Architecture of Kafka Connect
Kafka Connect for HPE Ezmeral Data Fabric Streams has the following major models in its design: connector, worker, and data.
Connector Model
A connector is defined by specifying a Connector class and configuration options to control what data is copied and how to format it.
- Each Connector instance is responsible for defining and updating a set of Tasks that actually copy the data.
- Kafka Connect manages the Tasks; the Connector is only responsible for generating the set of Tasks and indicating to the framework when they need to be updated.
- Source and Sink Connectors/Tasks are distinguished in the API to ensure the simplest possible API for both.
- Source - Source tasks ingest data from data storage systems and stream the data to HPE Ezmeral Data Fabric Streams.
- Sink - Sink tasks stream data from HPE Ezmeral Data Fabric Streams to other storage systems.
- JDBC Source Connector
The Kafka JDBC source connector is a type connector used to stream data from relational databases into HPE Ezmeral Data Fabric Streams topics. JDBC Source Connector for HPE Ezmeral Data Fabric Streams supports integration with Hive 2.1.
- JDBC Sink Connector
The Kafka JDBC sink connector is a type connector used to stream data from HPE Ezmeral Data Fabric Streams topics to relational databases that have a JDBC driver.
- HDFS Sink Connector
The Kafka HDFS sink connector is a type connector used to stream data from HPE Ezmeral Data Fabric Streams to file system. By default, the resulting data is produced to file system in Avro format. In addition, Parquet files can be written to file system.
Worker Model
A Kafka Connect for HPE Ezmeral Data Fabric Streams cluster consists of a set of Worker processes that are containers that execute Connectors and Tasks. A worker is a JVM process with a REST API that is able to execute streaming tasks.

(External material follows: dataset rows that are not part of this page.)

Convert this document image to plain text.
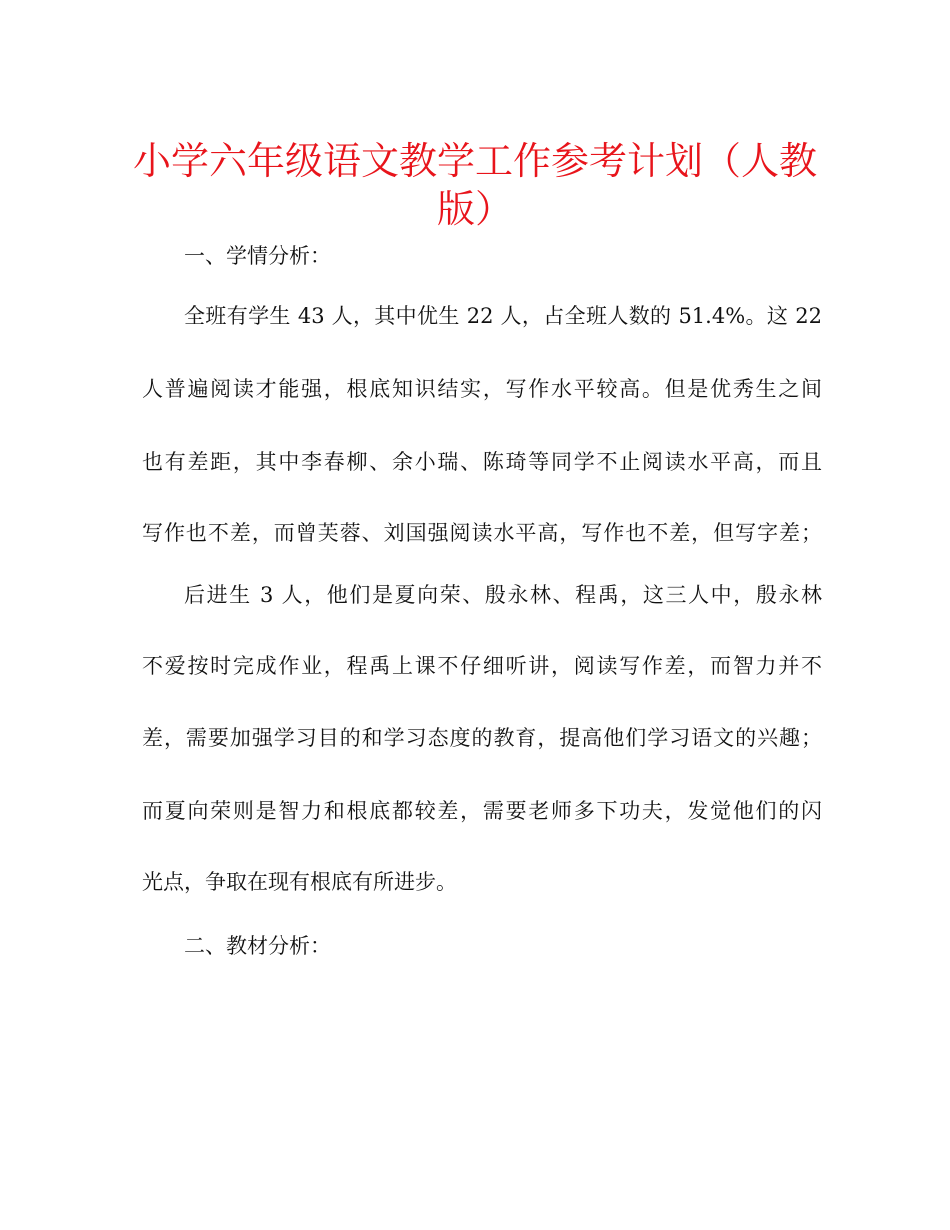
小学六年级语文教学工作参考计划（人教
版）
一、学情分析：
全班有学生 43 人，其中优生 22 人，占全班人数的 51.4%。这 22
人普遍阅读才能强，根底知识结实，写作水平较高。但是优秀生之间
也有差距，其中李春柳、余小瑞、陈琦等同学不止阅读水平高，而且
写作也不差，而曾芙蓉、刘国强阅读水平高，写作也不差，但写字差；
后进生 3 人，他们是夏向荣、殷永林、程禹，这三人中，殷永林
不爱按时完成作业，程禹上课不仔细听讲，阅读写作差，而智力并不
差，需要加强学习目的和学习态度的教育，提高他们学习语文的兴趣；
而夏向荣则是智力和根底都较差，需要老师多下功夫，发觉他们的闪
光点，争取在现有根底有所进步。
二、教材分析：
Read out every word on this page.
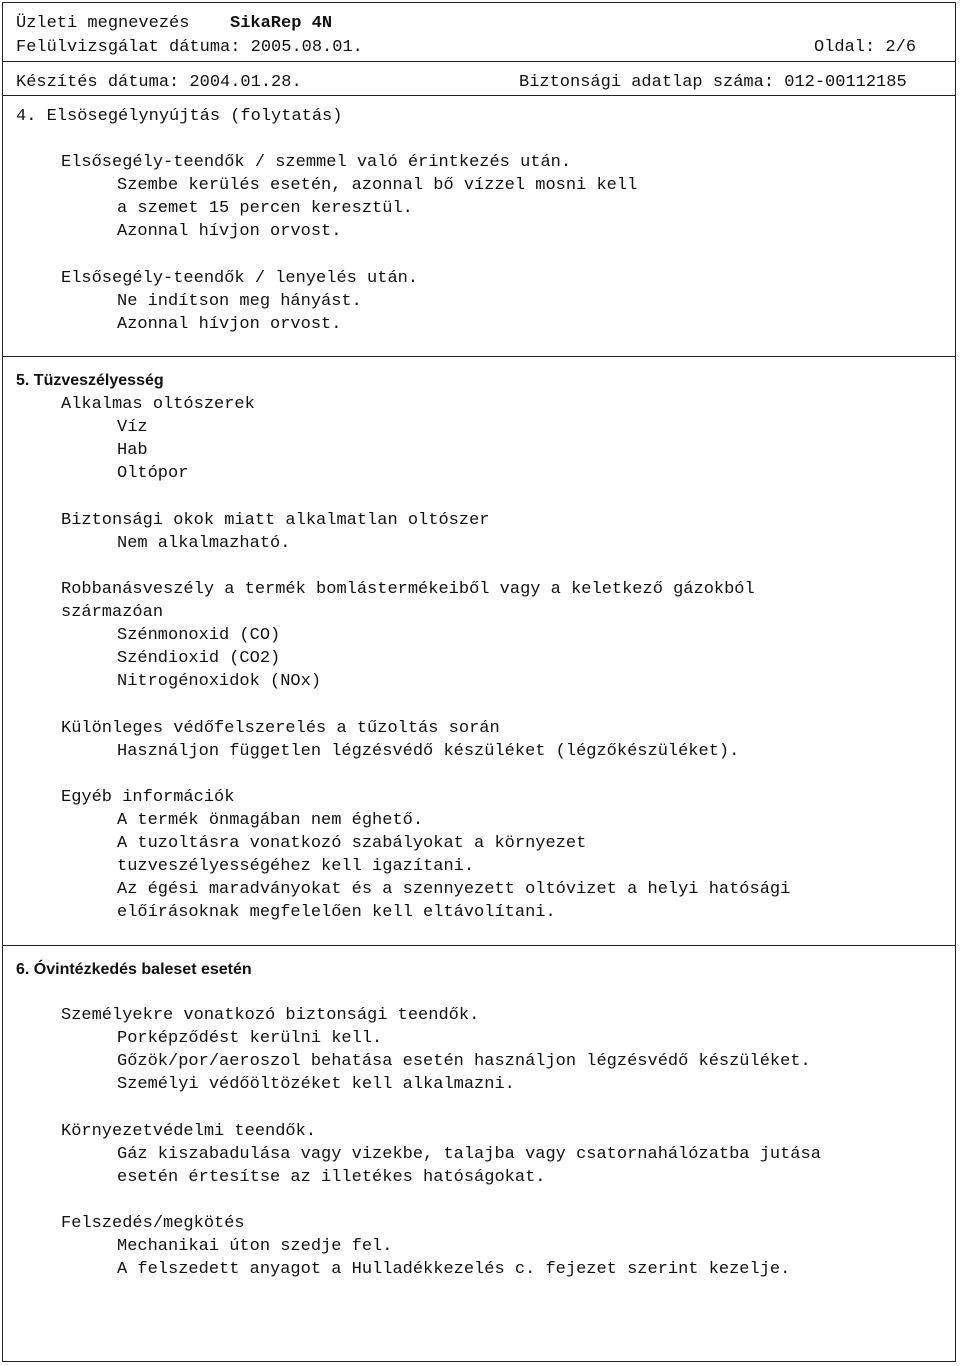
Üzleti megnevezés SikaRep 4N
Felülvizsgálat dátuma: 2005.08.01.	Oldal: 2/6
Készítés dátuma: 2004.01.28.	Biztonsági adatlap száma: 012-00112185
4. Elsösegélynyújtás (folytatás)
Elsősegély-teendők / szemmel való érintkezés után.
Szembe kerülés esetén, azonnal bő vízzel mosni kell
a szemet 15 percen keresztül.
Azonnal hívjon orvost.
Elsősegély-teendők / lenyelés után.
Ne indítson meg hányást.
Azonnal hívjon orvost.
5. Tüzveszélyesség
Alkalmas oltószerek
Víz
Hab
Oltópor
Biztonsági okok miatt alkalmatlan oltószer
Nem alkalmazható.
Robbanásveszély a termék bomlástermékeiből vagy a keletkező gázokból
származóan
Szénmonoxid (CO)
Széndioxid (CO2)
Nitrogénoxidok (NOx)
Különleges védőfelszerelés a tűzoltás során
Használjon független légzésvédő készüléket (légzőkészüléket).
Egyéb információk
A termék önmagában nem éghető.
A tuzoltásra vonatkozó szabályokat a környezet
tuzveszélyességéhez kell igazítani.
Az égési maradványokat és a szennyezett oltóvizet a helyi hatósági
előírásoknak megfelelően kell eltávolítani.
6. Óvintézkedés baleset esetén
Személyekre vonatkozó biztonsági teendők.
Porképződést kerülni kell.
Gőzök/por/aeroszol behatása esetén használjon légzésvédő készüléket.
Személyi védőöltözéket kell alkalmazni.
Környezetvédelmi teendők.
Gáz kiszabadulása vagy vizekbe, talajba vagy csatornahálózatba jutása
esetén értesítse az illetékes hatóságokat.
Felszedés/megkötés
Mechanikai úton szedje fel.
A felszedett anyagot a Hulladékkezelés c. fejezet szerint kezelje.
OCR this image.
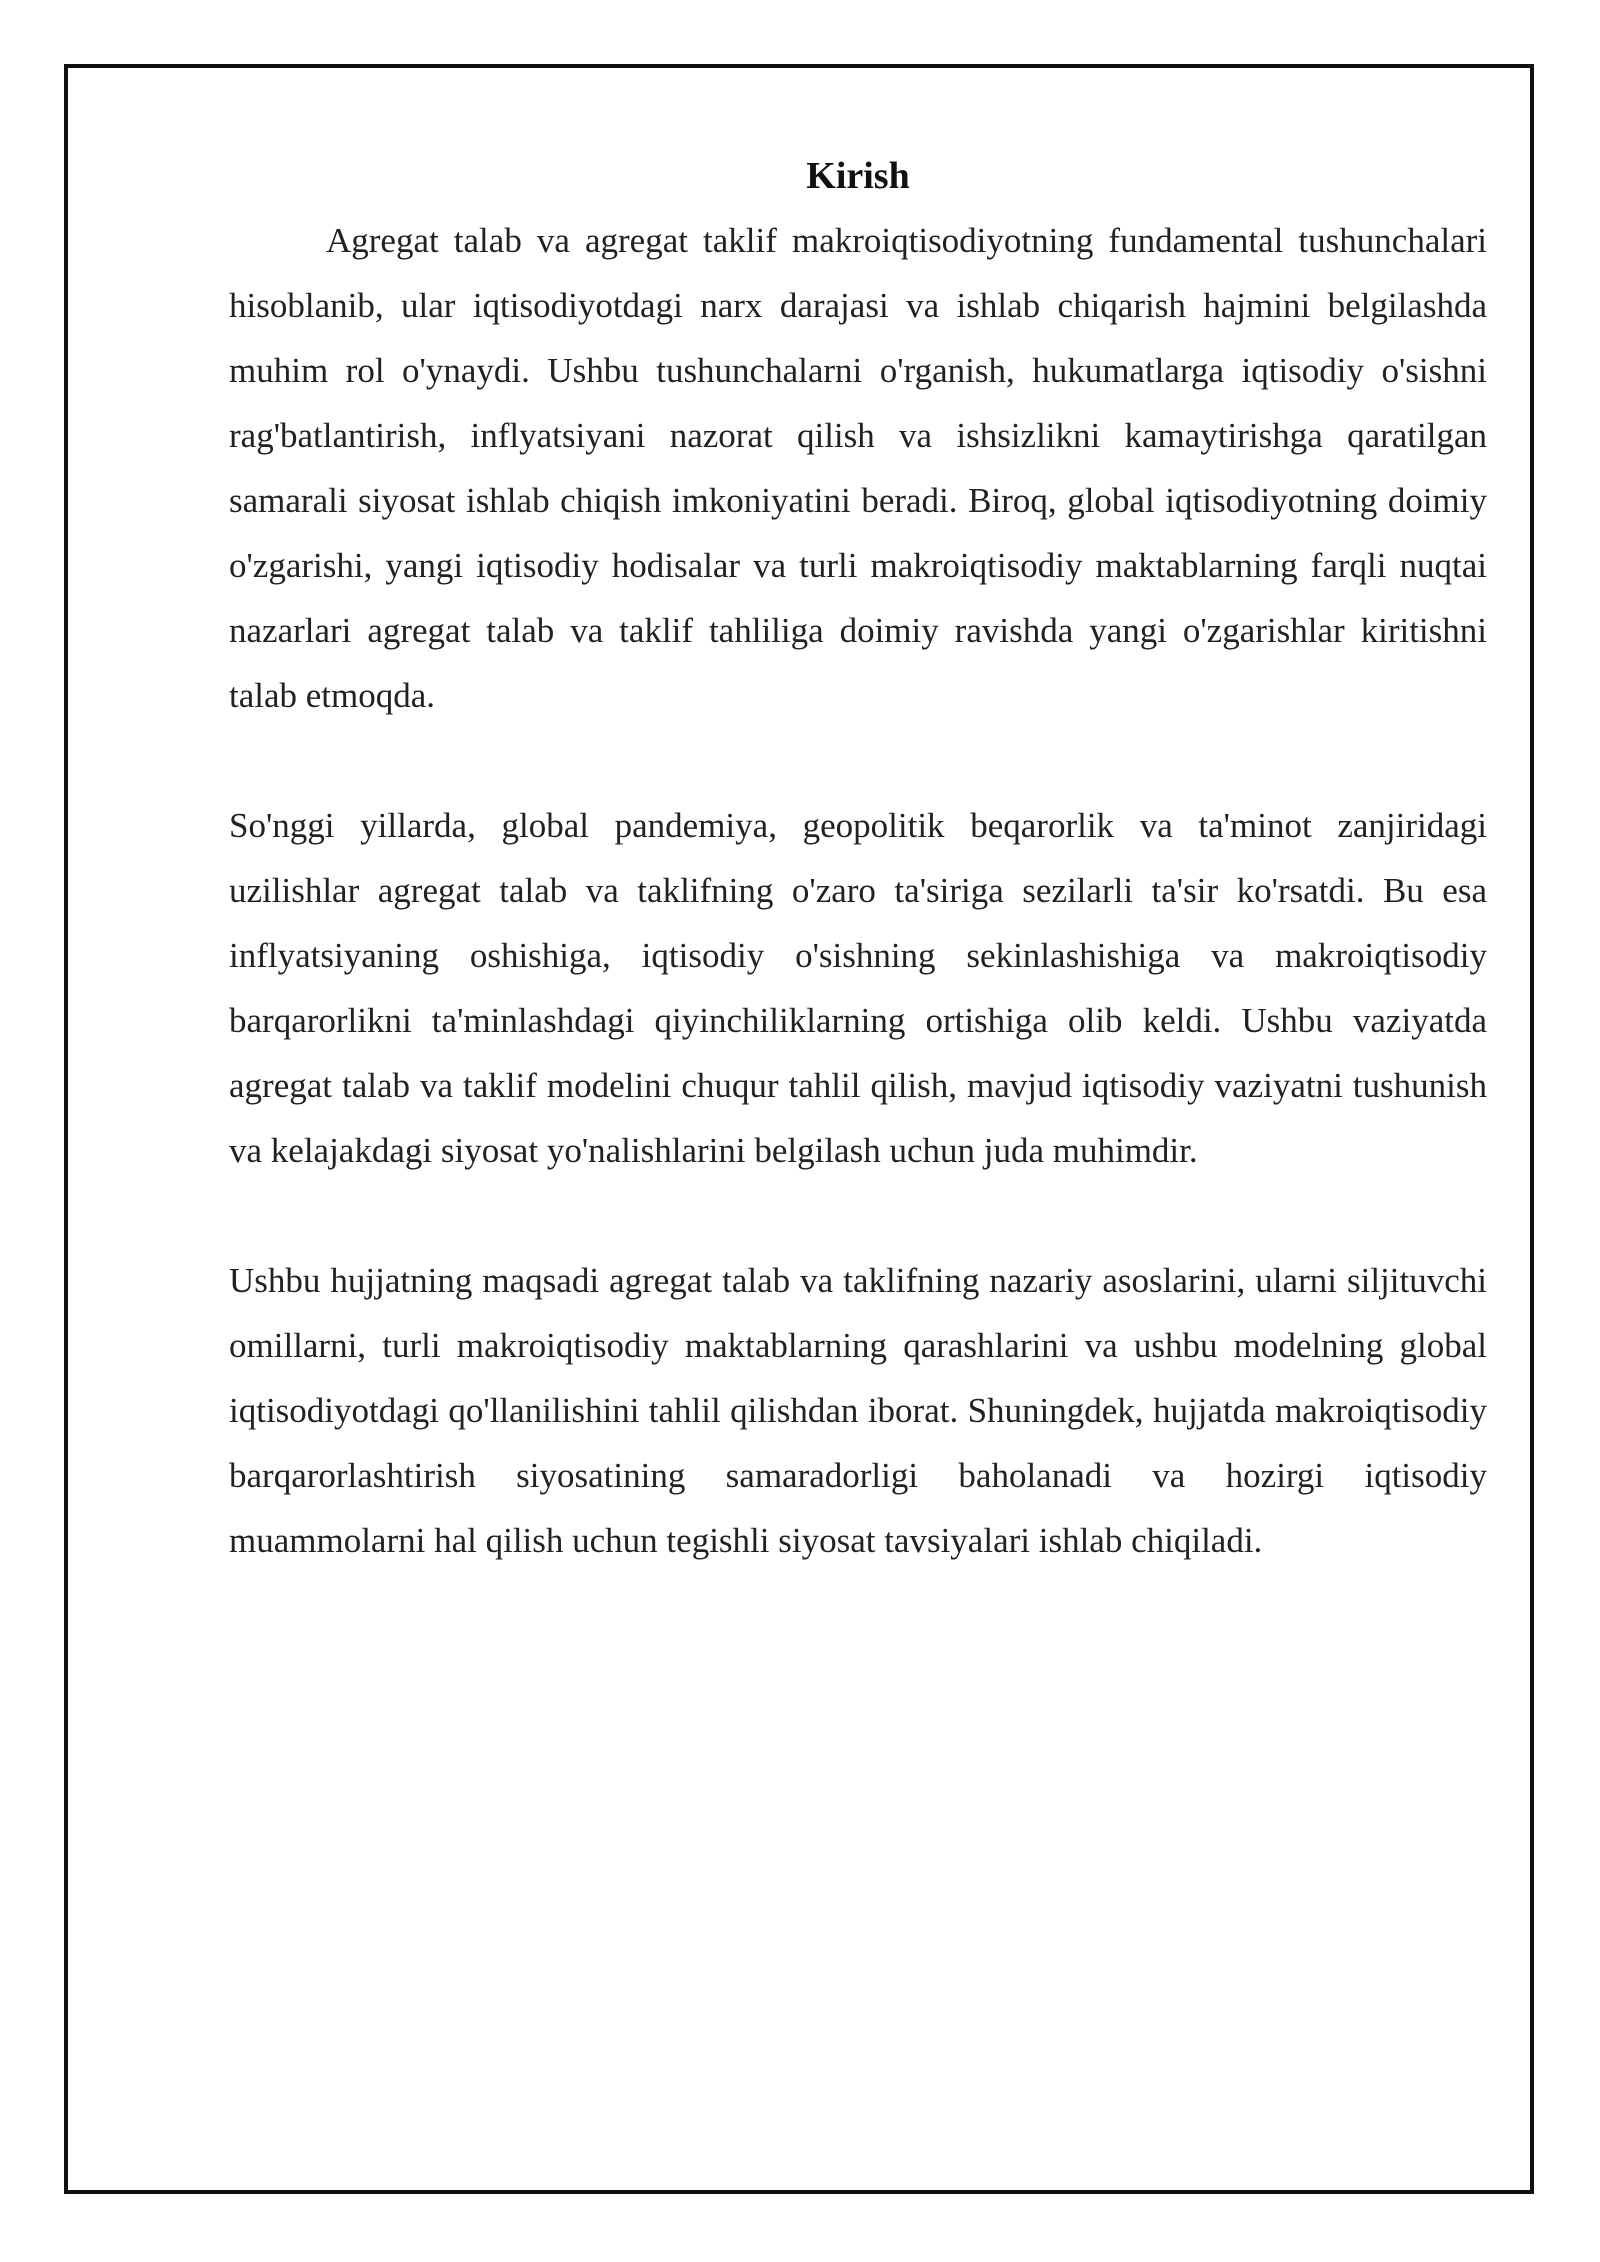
Kirish

Agregat talab va agregat taklif makroiqtisodiyotning fundamental tushunchalari hisoblanib, ular iqtisodiyotdagi narx darajasi va ishlab chiqarish hajmini belgilashda muhim rol o'ynaydi. Ushbu tushunchalarni o'rganish, hukumatlarga iqtisodiy o'sishni rag'batlantirish, inflyatsiyani nazorat qilish va ishsizlikni kamaytirishga qaratilgan samarali siyosat ishlab chiqish imkoniyatini beradi. Biroq, global iqtisodiyotning doimiy o'zgarishi, yangi iqtisodiy hodisalar va turli makroiqtisodiy maktablarning farqli nuqtai nazarlari agregat talab va taklif tahliliga doimiy ravishda yangi o'zgarishlar kiritishni talab etmoqda.

So'nggi yillarda, global pandemiya, geopolitik beqarorlik va ta'minot zanjiridagi uzilishlar agregat talab va taklifning o'zaro ta'siriga sezilarli ta'sir ko'rsatdi. Bu esa inflyatsiyaning oshishiga, iqtisodiy o'sishning sekinlashishiga va makroiqtisodiy barqarorlikni ta'minlashdagi qiyinchiliklarning ortishiga olib keldi. Ushbu vaziyatda agregat talab va taklif modelini chuqur tahlil qilish, mavjud iqtisodiy vaziyatni tushunish va kelajakdagi siyosat yo'nalishlarini belgilash uchun juda muhimdir.

Ushbu hujjatning maqsadi agregat talab va taklifning nazariy asoslarini, ularni siljituvchi omillarni, turli makroiqtisodiy maktablarning qarashlarini va ushbu modelning global iqtisodiyotdagi qo'llanilishini tahlil qilishdan iborat. Shuningdek, hujjatda makroiqtisodiy barqarorlashtirish siyosatining samaradorligi baholanadi va hozirgi iqtisodiy muammolarni hal qilish uchun tegishli siyosat tavsiyalari ishlab chiqiladi.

- Workers automatically coordinate with each other to distribute work and provide scalability and fault tolerance.
- The Workers distribute work among any available processes, but are not responsible for management of the processes;
- Any process management strategy can be used for Workers. For example, cluster management tools like YARN or Mesos, configuration management tools like Chef or Puppet, or direct management of process lifecycles.
Data Model
Connectors copy streams of messages from a partitioned input stream to a partitioned output stream, where at least one of the input or output is always Kafka.
- Each of these streams is an ordered set messages where each message has an associated offset.
- The format and semantics of these offsets are defined by the Connector to support integration with a wide variety of systems; however, to achieve certain delivery semantics in the face of faults requires that offsets are unique within a stream and streams can seek to arbitrary offsets.
- Message contents are represented by Connectors in a serialization-agnostic format.
- Pluggable Converters are available for storing this data in a variety of serialization formats.
- Schemas are built-in, allowing important metadata about the format of messages to be propagated through complex data pipelines. However, schema-free data can also be use when a schema is simply unavailable.